Management Plan: Acute Care in the Emergency Setting
Initial Stabilization
· Oxygen therapy: Administer supplemental oxygen if the patient is hypoxic or shows signs of respiratory distress.
· IV fluids: Start intravenous fluids to correct dehydration, which can exacerbate a vaso-occlusive crisis. Use caution not to overload fluids, especially in patients with acute chest syndrome.
· Analgesia: Pain control is critical. Administer opioid analgesics (e.g., morphine, fentanyl) promptly. Avoid NSAIDs in patients with renal impairment.
· Specific Management
· Vaso-occlusive crisis:
o Provide aggressive hydration and analgesia.
o Consider blood transfusion if there is evidence of severe anemia or acute organ damage (e.g., stroke, acute chest syndrome).
· Acute chest syndrome:
o This is a medical emergency requiring immediate intervention.

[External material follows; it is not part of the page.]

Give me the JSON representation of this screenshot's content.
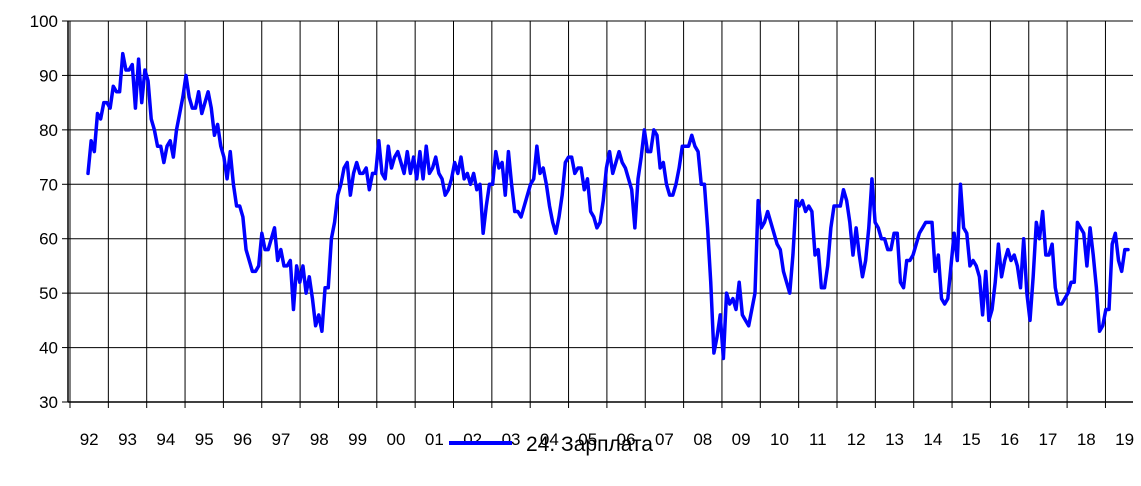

o Treat with oxygen, broad-spectrum antibiotics (to cover Streptococcus pneumoniae and Mycoplasma pneumoniae), and consider exchange transfusion if the patient is deteriorating.
· Stroke:
o Immediate exchange transfusion is indicated to reduce the percentage of sickled cells.
o Consult neurology and hematology for ongoing management.
· Infections:
o Administer broad-spectrum antibiotics if infection is suspected.
o Empiric coverage should include ceftriaxone or cefotaxime, and consider adding macrolides for atypical organisms if there’s respiratory involvement.
Long-term Management and Prevention
Hydroxyurea: Patients on hydroxyurea should be encouraged to continue their medication. Hydroxyurea increases fetal hemoglobin (HbF) levels, reducing the frequency of sickling episodes.
Blood transfusions: Consider chronic transfusion therapy for patients with recurrent complications, especially strokes or acute chest syndrome.
Vaccinations: Ensure the patient is up-to-date with vaccines, including Streptococcus pneumoniae, Neisseria meningitidis, and Haemophilus influenzae.
Sickle Cell Disease is a complex condition that requires prompt, targeted interventions in the emergency department. By asking the right history-taking questions, performing a thorough examination, and selecting appropriate investigations, junior doctors can manage both the acute and chronic complications of SCD. Early recognition and intervention, especially in cases of acute chest syndrome and stroke, can significantly improve outcomes.